E-tolls here to stay, for now

The controversial e-toll system on the Gauteng Highway Improvement Project (GFIP) failed to get a mention in the 2022 Budget Review and appears here to stay, for now.

This is despite Transport Minister Fikile Mbalula explicitly stating that an announcement would be made on the future of e-tolls in the 2022 Budget by Finance Minister Enoch Godongwana.

The lack of any pronouncement on e-tolls is possibly related to the fact that the general fuel levy remained unchanged in the budget while there was also no increase in the Road Accident Fund (RAF) levy in the fuel price.

The RAF compensates road users for losses or damages caused by motor vehicle accidents through revenue it receives from the RAF levy.

Fuel prices have hit record highs in recent months, leading to calls for the finance minister not to increase these levies in the Budget.
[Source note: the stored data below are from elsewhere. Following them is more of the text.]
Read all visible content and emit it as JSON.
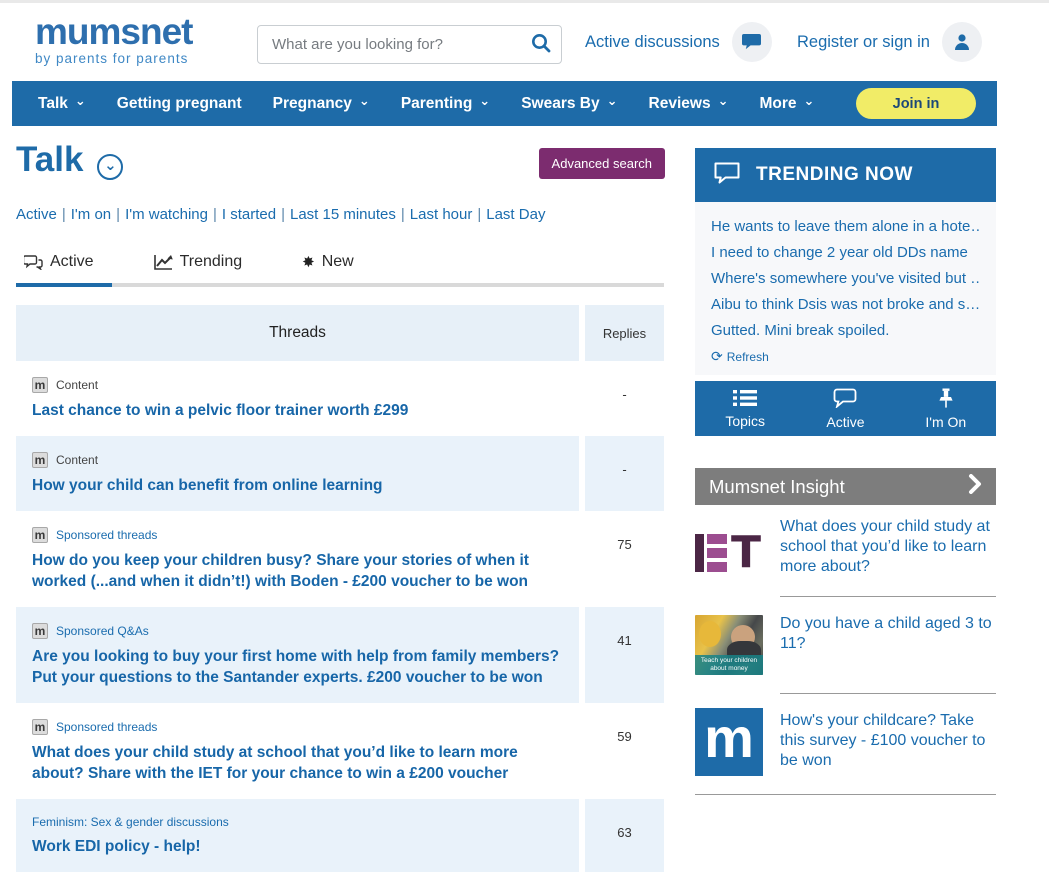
{
  "colors": {
    "brand_blue": "#1e6ba8",
    "link_blue": "#1a6cae",
    "title_blue": "#1766a8",
    "join_yellow": "#f1ec67",
    "advanced_purple": "#7c2c6f",
    "row_alt_blue": "#e9f2fa",
    "insight_grey": "#7d7d7d"
  },
  "header": {
    "logo_text": "mumsnet",
    "logo_tagline": "by parents for parents",
    "search_placeholder": "What are you looking for?",
    "active_discussions_label": "Active discussions",
    "register_label": "Register or sign in"
  },
  "nav": {
    "items": [
      {
        "label": "Talk",
        "has_dropdown": true
      },
      {
        "label": "Getting pregnant",
        "has_dropdown": false
      },
      {
        "label": "Pregnancy",
        "has_dropdown": true
      },
      {
        "label": "Parenting",
        "has_dropdown": true
      },
      {
        "label": "Swears By",
        "has_dropdown": true
      },
      {
        "label": "Reviews",
        "has_dropdown": true
      },
      {
        "label": "More",
        "has_dropdown": true
      }
    ],
    "join_label": "Join in",
    "chevron": "⌄"
  },
  "page": {
    "title": "Talk",
    "advanced_search_label": "Advanced search",
    "filters": [
      {
        "label": "Active"
      },
      {
        "label": "I'm on"
      },
      {
        "label": "I'm watching"
      },
      {
        "label": "I started"
      },
      {
        "label": "Last 15 minutes"
      },
      {
        "label": "Last hour"
      },
      {
        "label": "Last Day"
      }
    ],
    "filter_separator": "|",
    "tabs": [
      {
        "label": "Active",
        "icon": "chat-bubbles",
        "active": true
      },
      {
        "label": "Trending",
        "icon": "line-chart",
        "active": false
      },
      {
        "label": "New",
        "icon": "starburst",
        "active": false
      }
    ],
    "new_tab_glyph": "✸"
  },
  "table": {
    "headers": {
      "threads": "Threads",
      "replies": "Replies"
    },
    "rows": [
      {
        "badge": "m",
        "category": "Content",
        "title": "Last chance to win a pelvic floor trainer worth £299",
        "replies": "-"
      },
      {
        "badge": "m",
        "category": "Content",
        "title": "How your child can benefit from online learning",
        "replies": "-"
      },
      {
        "badge": "m",
        "category": "Sponsored threads",
        "title": "How do you keep your children busy? Share your stories of when it worked (...and when it didn’t!) with Boden - £200 voucher to be won",
        "replies": "75"
      },
      {
        "badge": "m",
        "category": "Sponsored Q&As",
        "title": "Are you looking to buy your first home with help from family members? Put your questions to the Santander experts. £200 voucher to be won",
        "replies": "41"
      },
      {
        "badge": "m",
        "category": "Sponsored threads",
        "title": "What does your child study at school that you’d like to learn more about? Share with the IET for your chance to win a £200 voucher",
        "replies": "59"
      },
      {
        "badge": "",
        "category": "Feminism: Sex & gender discussions",
        "title": "Work EDI policy - help!",
        "replies": "63"
      }
    ]
  },
  "trending": {
    "title": "TRENDING NOW",
    "items": [
      {
        "label": "He wants to leave them alone in a hote…"
      },
      {
        "label": "I need to change 2 year old DDs name"
      },
      {
        "label": "Where's somewhere you've visited but …"
      },
      {
        "label": "Aibu to think Dsis was not broke and s…"
      },
      {
        "label": "Gutted. Mini break spoiled."
      }
    ],
    "refresh_label": "Refresh",
    "refresh_glyph": "⟳"
  },
  "quickbar": {
    "items": [
      {
        "label": "Topics",
        "icon": "list"
      },
      {
        "label": "Active",
        "icon": "chat-bubble"
      },
      {
        "label": "I'm On",
        "icon": "pin"
      }
    ]
  },
  "insight": {
    "title": "Mumsnet Insight",
    "items": [
      {
        "thumb": "iet-logo",
        "text": "What does your child study at school that you’d like to learn more about?"
      },
      {
        "thumb": "children-money-photo",
        "caption": "Teach your children about money",
        "text": "Do you have a child aged 3 to 11?"
      },
      {
        "thumb": "mumsnet-logo",
        "logo_letter": "m",
        "text": "How's your childcare? Take this survey - £100 voucher to be won"
      }
    ]
  }
}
There were previously calls by various organisations, including the Automobile Association (AA) and the Organisation Undoing Tax Abuse (Outa) for the bonds the SA National Roads Agency (Sanral) issued to finance the GFIP to be funded through an increase in the fuel levy.

Finance Minister Enoch Godongwana said on Wednesday the inland petrol price breached R20 per litre in 2021, with the higher price putting pressure on the cost of transport, food and other goods and services.

Godongwana said no increases would be made to the general fuel levy on petrol and diesel for 2022/2023, which will provide tax relief of R3.5 billion to South Africans.

He said there will also be no increase in the Road Accident Fund levy.

Godongwana said he had agreed with Minister of Energy and Mineral Resources Gwede Mantashe that a review of all aspects of the fuel price is needed.

“Our teams have already begun to engage on this critical work,” he said.

Godongwana said Sanral will receive an additional R9.9 billion for maintaining the non-toll road network.

The Budget Review said although the fuel levy remains unchanged in 2022/23, revenue is expected to increase at an average annual rate of 1.3% from R44.7 billion in 2021/22 to R46.5 billion in 2024/25 due to expected growth in fuel sales volumes.

“Over the medium term, the RAF aims to scale up the use of annuity rather than lump-sum payments to settle loss-of-income claims.

“This will result in a moderation in the payment of claims to match the fund’s pay-as‐you‐go principle.

“Accordingly, benefits paid out are expected to remain stable at an average growth rate of 0.02% from R49.2 billion in 2021/22 to R49.3 billion in 2024/25, over the next three years.

“The accumulated deficit grows by an annual average rate of 6.4% from R404 billion in 2021/22 to R486.8 billion in 2024/25,” it said.

Mbalula said during a question and answer session during a briefing on the state of transport entities in Johannesburg on November 26 2021: “When we went to Cabinet, a decision was taken. When it was supposed to be implemented to scrap the e-tolls, Treasury said: ‘No wait. You can’t’.

“We will be ready by February to make an announcement on this matter and how we are going to handle the e-toll thing in South Africa.

“The Minister of Finance will be in a position to make the announcement in the Budget speech in February,” he said.

Mbalula previously also indicated that Godongwana would make an announcement in the Medium Term Budget Policy Statement (MTBPS) late last year but nothing was mentioned about e-tolls then either.

Dr Mampho Modise, the deputy director general responsible for public finance at National Treasury, told Moneyweb when the MTBPS was delivered last year that National Treasury was still calculating the risks to the possible options for the future of e-tolls.

Sanral confirmed late last year that the current e-toll payment compliance rate on GFIP had declined further and was now at 18% – its lowest ever level.

The agency at the time also confirmed that it had once again extended the operations contract awarded to Electronic Toll Collections (ETC) for the Open Road Tolling (ORT) system on the GFIP and Transaction Clearing House (TCH) for a further two months before its expiry on December 2 2021 to allow for the finalisation of the appointment of a new contractor.